Rabu 31 Jul 2024 20:46 WIB

Apmhuri Nilai Revisi Undang-undang Penyelenggaraan Haji Mendesak Dilakukan Ini Alasannya

Amphuri mengusulkan perlu dibentuk konsulat jenderal haji agar ada imunitas kebijakan

Red: Arie Lukihardianti
Ketua Umum Dewan Pengurus Pusat Asosiasi Muslim Penyelenggara Haji dan Umroh Republik Indonesia (DPP AMPHURI) Firman M Nur (kiri,red)
Foto: AMPHURI
Ketua Umum Dewan Pengurus Pusat Asosiasi Muslim Penyelenggara Haji dan Umroh Republik Indonesia (DPP AMPHURI) Firman M Nur (kiri,red)

REPUBLIKA.CO.ID, BANDUNG--Asosiasi Muslim Penyelenggara Haji dan Umrah Republik Indonesia (Amphuri) menilai revisi Undang-undang (UU) Nomor 8 Tahun 2019 tentang Penyelenggaraan Ibadah Haji dan Umrah sangat mendesak dilakukan. Karena, menurut Ketua Umum Dewan Pengurus Pusat Amphuri, Firman M Nur, Undang-undang tersebut sudah tak bisa lagi mengakomodir perkembangan berbagai kebijakan Arab Saudi.
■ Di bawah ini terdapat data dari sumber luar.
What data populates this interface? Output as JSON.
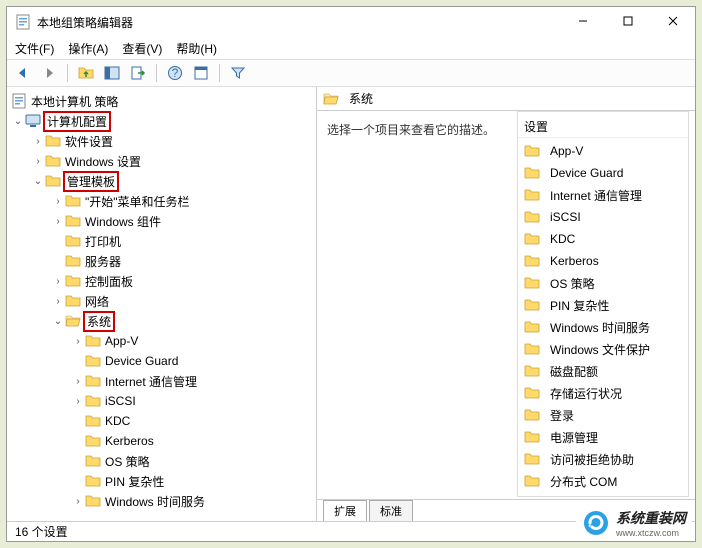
{
  "window": {
    "title": "本地组策略编辑器"
  },
  "menu": {
    "file": "文件(F)",
    "action": "操作(A)",
    "view": "查看(V)",
    "help": "帮助(H)"
  },
  "tree": {
    "root": "本地计算机 策略",
    "computer_config": "计算机配置",
    "software_settings": "软件设置",
    "windows_settings": "Windows 设置",
    "admin_templates": "管理模板",
    "start_taskbar": "\"开始\"菜单和任务栏",
    "windows_components": "Windows 组件",
    "printers": "打印机",
    "servers": "服务器",
    "control_panel": "控制面板",
    "network": "网络",
    "system": "系统",
    "appv": "App-V",
    "device_guard": "Device Guard",
    "internet_comm": "Internet 通信管理",
    "iscsi": "iSCSI",
    "kdc": "KDC",
    "kerberos": "Kerberos",
    "os_policy": "OS 策略",
    "pin_complexity": "PIN 复杂性",
    "windows_time": "Windows 时间服务"
  },
  "right": {
    "header": "系统",
    "description": "选择一个项目来查看它的描述。",
    "settings_label": "设置",
    "items": {
      "appv": "App-V",
      "device_guard": "Device Guard",
      "internet_comm": "Internet 通信管理",
      "iscsi": "iSCSI",
      "kdc": "KDC",
      "kerberos": "Kerberos",
      "os_policy": "OS 策略",
      "pin_complexity": "PIN 复杂性",
      "windows_time": "Windows 时间服务",
      "windows_fileprotect": "Windows 文件保护",
      "disk_quota": "磁盘配额",
      "storage_health": "存储运行状况",
      "logon": "登录",
      "power_management": "电源管理",
      "access_denied": "访问被拒绝协助",
      "distributed_com": "分布式 COM"
    }
  },
  "tabs": {
    "extended": "扩展",
    "standard": "标准"
  },
  "status": {
    "count": "16 个设置"
  },
  "watermark": {
    "text": "系统重装网",
    "url": "www.xtczw.com"
  }
}
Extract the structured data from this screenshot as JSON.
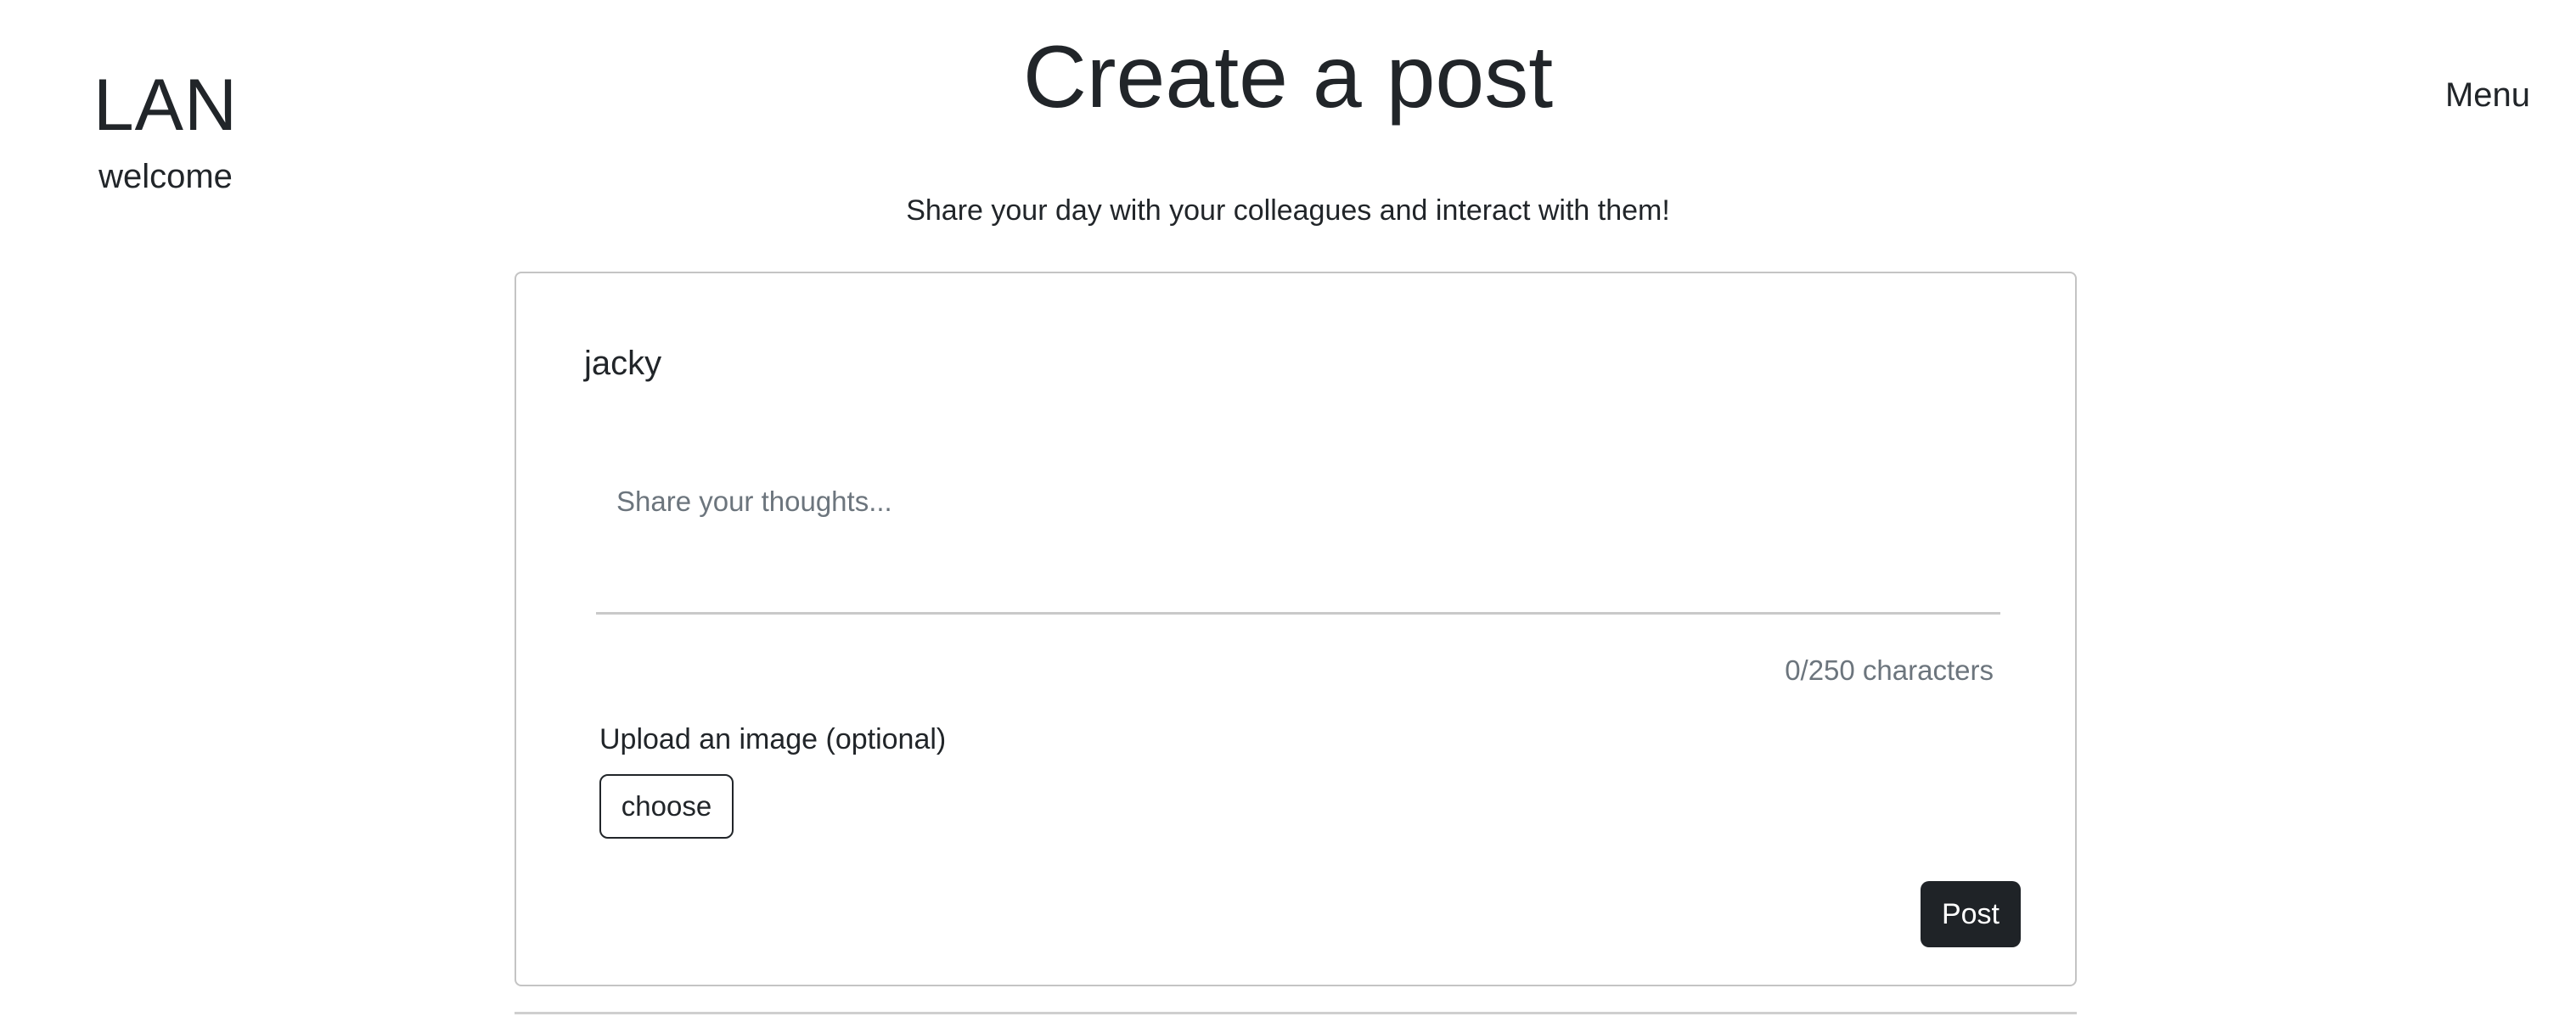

Apalagi, kata dia, saat ini Arab Saudi yang sudah melakukan banyak terobosan. Yakni, mulai dari digitalisasi, penerbitan berbagai visa, hingga perlindungan jemaah. Bahkan, kebijakan Arab Saudi tersebut bisa berpengaruh pada pelayanan ibadah haji mendatang.

Baca Juga

"Kan dengan visi Arab Saudi 2030, bisa melakukan B to C (business to customer). Artinya tak ada lagi batasan, ini bisa mengacaukan sistem yang ada seperti antrian haji, pembagian kuota per wilayah jadi efeknya besar," ujar Firman di sela-sela Munas Amphuri di Bandung, Rabu (31/7/2024).

Firman mengatakan, antrian haji akan terdampak. Tren di Eropa, banyak agen perjalanan yang tutup karena jemaahnya mendaftar langsung melalui aplikasi yang dirilis Arab Saudi. Saat ini, jumlah jamaah haji baru 1,8 juta orang. Namun, enam tahun ke depan menjadi 5 juta atau naik hampir 300 persen.